I knew moving across country would be a difficult transitions for the whole family. However my heart breaks at how difficult it has been on Ironhide aka The Student. He said it best four months ago "Mom I have to leave everything I have known my whole life." That feeling has really starting to sink in now that school has started and he has joined his first official co-op with real homework, yet another change. He misses the constant of flow of friends into our home and the sense of security of knowing his environment. Even his parents are changing because Dad has a new job, mom is still dealing with trying to make this house feel like home and learn her way around.
So many changes in so little time for my little guy, new church, new house, new city, new climate, new doctors, new friends and it never stops. Oh and now glasses on top of everything else. Every day it is something new.
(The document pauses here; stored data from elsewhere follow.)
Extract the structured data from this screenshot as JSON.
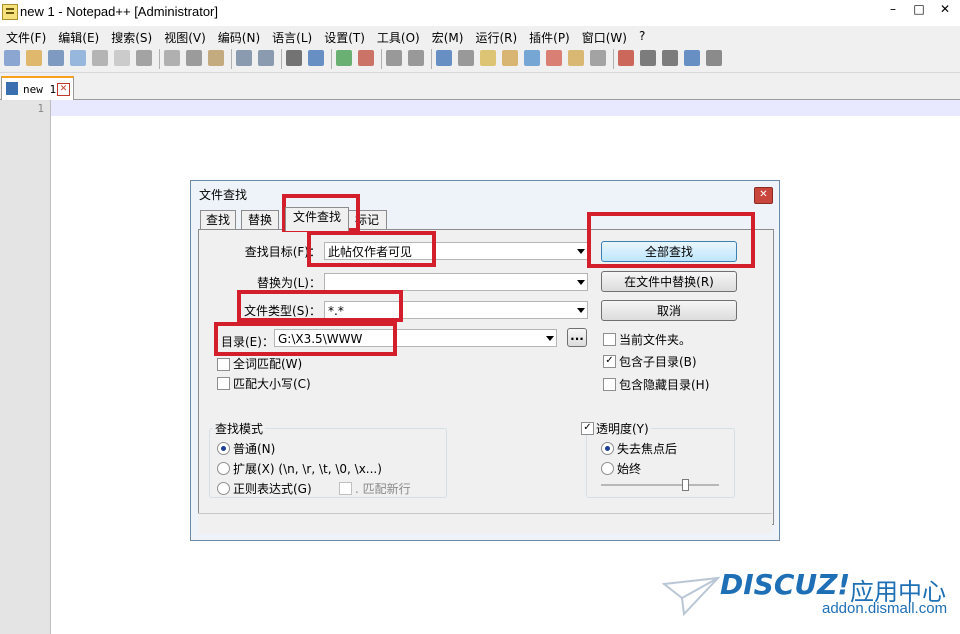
{
  "window": {
    "title": "new 1 - Notepad++ [Administrator]",
    "min": "–",
    "max": "□",
    "close": "✕"
  },
  "menu": [
    "文件(F)",
    "编辑(E)",
    "搜索(S)",
    "视图(V)",
    "编码(N)",
    "语言(L)",
    "设置(T)",
    "工具(O)",
    "宏(M)",
    "运行(R)",
    "插件(P)",
    "窗口(W)",
    "?"
  ],
  "toolbar_icons": [
    "new-file-icon",
    "open-file-icon",
    "save-icon",
    "save-all-icon",
    "close-icon",
    "close-all-icon",
    "print-icon",
    "cut-icon",
    "copy-icon",
    "paste-icon",
    "undo-icon",
    "redo-icon",
    "find-icon",
    "replace-icon",
    "zoom-in-icon",
    "zoom-out-icon",
    "sync-v-icon",
    "sync-h-icon",
    "wrap-icon",
    "show-all-icon",
    "indent-guide-icon",
    "udl-icon",
    "doc-map-icon",
    "function-list-icon",
    "folder-workspace-icon",
    "monitor-icon",
    "record-icon",
    "stop-icon",
    "play-icon",
    "play-multi-icon",
    "save-macro-icon"
  ],
  "doc_tab": {
    "label": "new 1",
    "close": "✕"
  },
  "editor": {
    "line_number": "1"
  },
  "dialog": {
    "title": "文件查找",
    "close": "✕",
    "tabs": [
      "查找",
      "替换",
      "文件查找",
      "标记"
    ],
    "active_tab": 2,
    "find_label": "查找目标(F)：",
    "find_value": "此帖仅作者可见",
    "replace_label": "替换为(L)：",
    "replace_value": "",
    "filetype_label": "文件类型(S)：",
    "filetype_value": "*.*",
    "dir_label": "目录(E)：",
    "dir_value": "G:\\X3.5\\WWW",
    "browse": "...",
    "btn_find_all": "全部查找",
    "btn_replace_in_files": "在文件中替换(R)",
    "btn_cancel": "取消",
    "whole_word": "全词匹配(W)",
    "match_case": "匹配大小写(C)",
    "current_folder": "当前文件夹。",
    "subfolders": "包含子目录(B)",
    "hidden_folders": "包含隐藏目录(H)",
    "mode_title": "查找模式",
    "mode_normal": "普通(N)",
    "mode_extended": "扩展(X) (\\n, \\r, \\t, \\0, \\x...)",
    "mode_regex": "正则表达式(G)",
    "dot_newline": ". 匹配新行",
    "transparency": "透明度(Y)",
    "on_lose_focus": "失去焦点后",
    "always": "始终",
    "subfolders_checked": true,
    "transparency_checked": true,
    "mode_selected": "normal",
    "transparency_option": "on_lose_focus"
  },
  "watermark": {
    "brand": "DISCUZ!",
    "sub": "应用中心",
    "url": "addon.dismall.com"
  },
  "colors": {
    "highlight_red": "#d21f2b",
    "watermark_blue": "#1e6fb5",
    "tab_accent": "#f9a11b"
  }
}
I try to wrap it in the theme of an adventure but even the best thrill seeker wants to get off the ride. Even I want to say stop sometimes because I just cannot handle one more new thing. Prayer is constant during this time because we know that God is our true home, but he is only six and it is hard.
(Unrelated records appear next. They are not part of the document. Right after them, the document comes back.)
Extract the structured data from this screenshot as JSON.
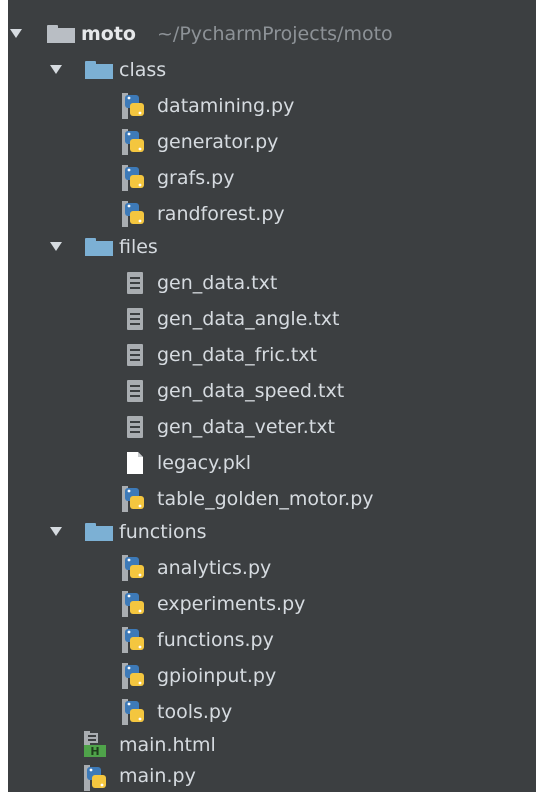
{
  "project": {
    "name": "moto",
    "path": "~/PycharmProjects/moto"
  },
  "folders": {
    "class": {
      "name": "class",
      "files": [
        "datamining.py",
        "generator.py",
        "grafs.py",
        "randforest.py"
      ]
    },
    "files": {
      "name": "files",
      "files": [
        "gen_data.txt",
        "gen_data_angle.txt",
        "gen_data_fric.txt",
        "gen_data_speed.txt",
        "gen_data_veter.txt",
        "legacy.pkl",
        "table_golden_motor.py"
      ]
    },
    "functions": {
      "name": "functions",
      "files": [
        "analytics.py",
        "experiments.py",
        "functions.py",
        "gpioinput.py",
        "tools.py"
      ]
    }
  },
  "root_files": [
    "main.html",
    "main.py"
  ],
  "colors": {
    "background": "#3c3f41",
    "text": "#d6dbe0",
    "path_text": "#8d9297",
    "folder": "#7cb0d4",
    "python_blue": "#3d7ab8",
    "python_yellow": "#f4c63f"
  }
}
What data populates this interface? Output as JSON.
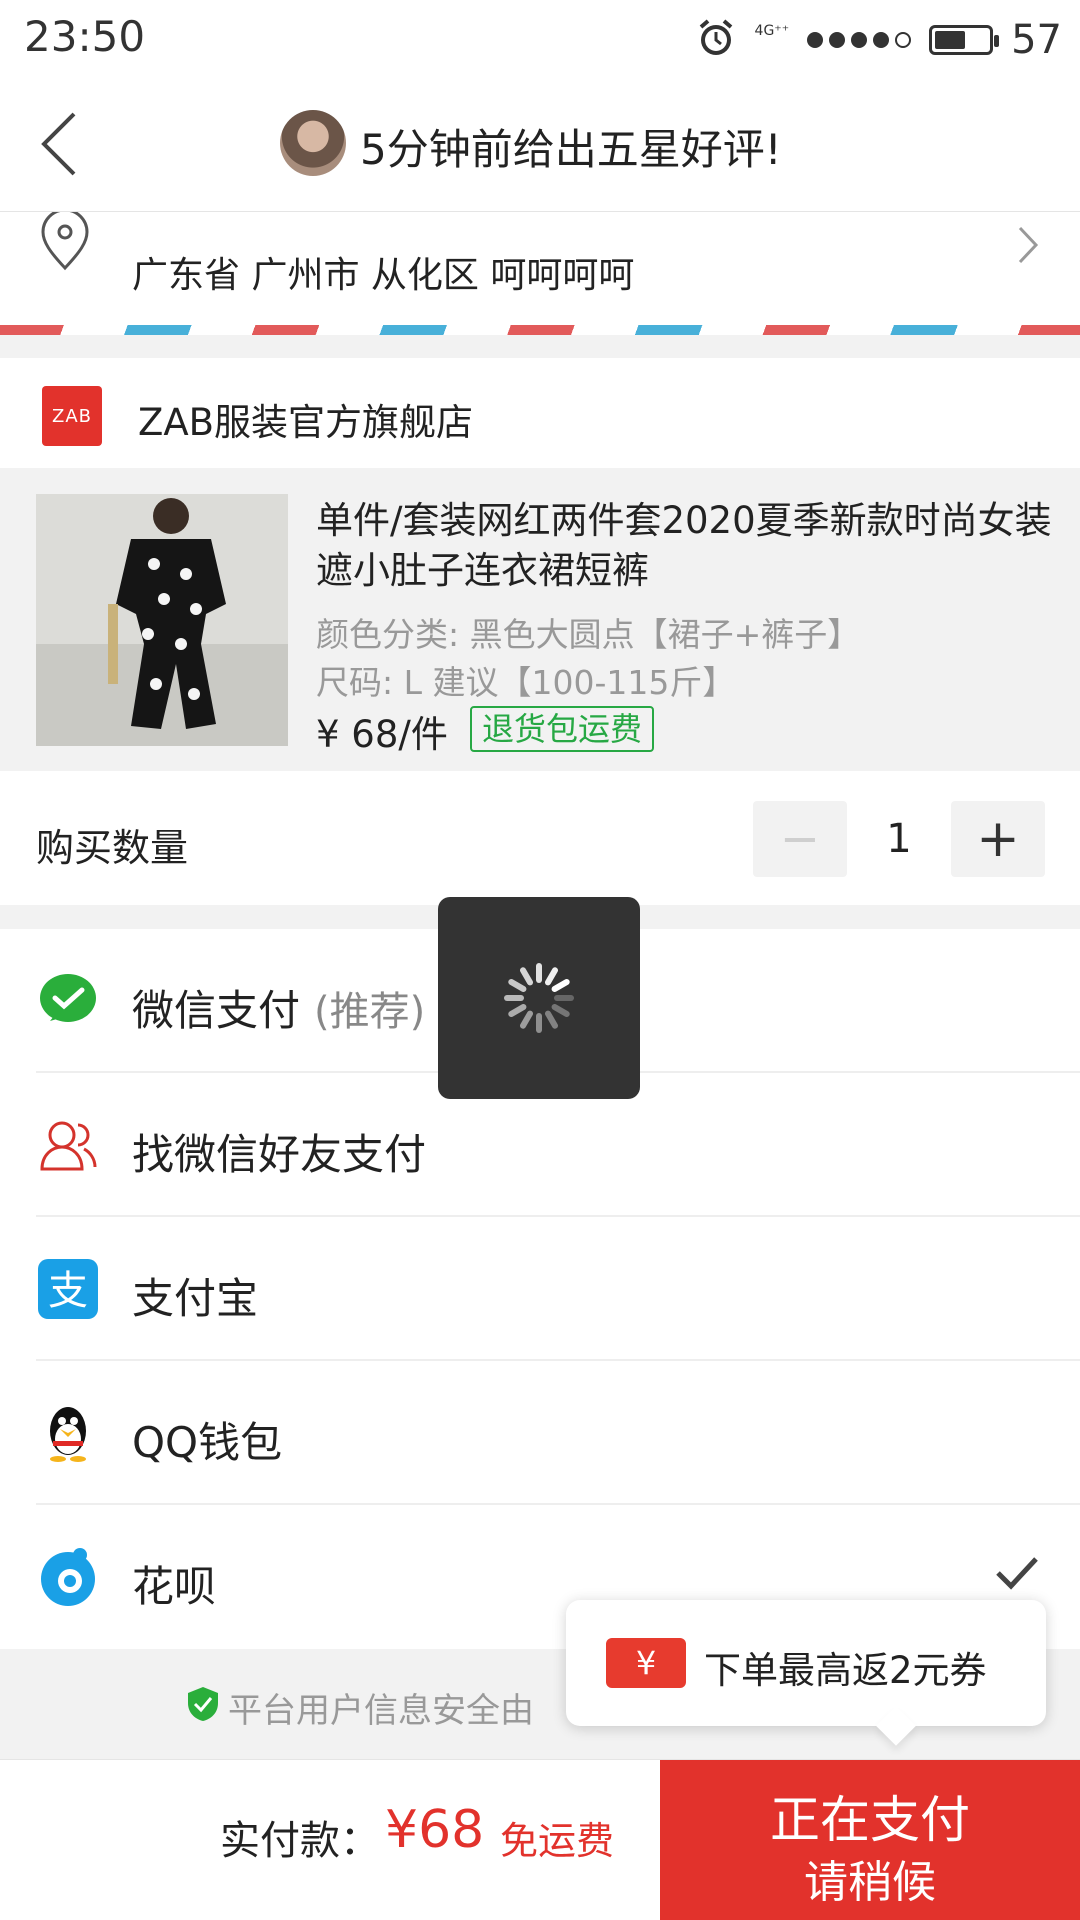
{
  "status_bar": {
    "time": "23:50",
    "network": "4G⁺⁺",
    "battery": "57",
    "battery_fill_fraction": 0.57
  },
  "header": {
    "title": "5分钟前给出五星好评!"
  },
  "address": {
    "text": "广东省 广州市 从化区 呵呵呵呵"
  },
  "shop": {
    "logo_text": "ZAB",
    "name": "ZAB服装官方旗舰店"
  },
  "product": {
    "title": "单件/套装网红两件套2020夏季新款时尚女装遮小肚子连衣裙短裤",
    "color": "颜色分类: 黑色大圆点【裙子+裤子】",
    "size": "尺码: L 建议【100-115斤】",
    "price": "¥ 68/件",
    "badge": "退货包运费"
  },
  "quantity": {
    "label": "购买数量",
    "minus": "−",
    "value": "1",
    "plus": "+"
  },
  "payment_methods": [
    {
      "label": "微信支付",
      "sub": "(推荐)",
      "icon": "wechat-pay-icon"
    },
    {
      "label": "找微信好友支付",
      "sub": "",
      "icon": "friend-icon"
    },
    {
      "label": "支付宝",
      "sub": "",
      "icon": "alipay-icon"
    },
    {
      "label": "QQ钱包",
      "sub": "",
      "icon": "qq-icon"
    },
    {
      "label": "花呗",
      "sub": "",
      "icon": "huabei-icon",
      "selected": true
    }
  ],
  "security": {
    "text": "平台用户信息安全由"
  },
  "coupon": {
    "icon_text": "¥",
    "text": "下单最高返2元券"
  },
  "bottom": {
    "total_label": "实付款：",
    "total_amount": "¥68",
    "free_shipping": "免运费",
    "pay_button_line1": "正在支付",
    "pay_button_line2": "请稍候"
  },
  "colors": {
    "accent_red": "#e2322c",
    "badge_green": "#27a844",
    "wechat_green": "#2aae3b",
    "alipay_blue": "#1aa0e6"
  }
}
We have had a couple not so stellar weeks of behavior issues. Most can be attributed to being six and the rest I think are move related. I need prayer because I am stressed and this is just breaking my heart to discipline him almost hourly. I do mean hourly and things I have never known him to do. Last night I spent the night in prayer and reading because I am at a loss. He is a great child who is going to be a wonderfully blessed human being but how do I get him there?
As a mother of an only child I have those moments of "maybe he should go to school to met people." But as I put it in prayer I have not been shown that path. It would not solve problems but just add more confusion to the mix.
I have never shared this much before but I think this may help someone else because this is not an easy path, but it is our path.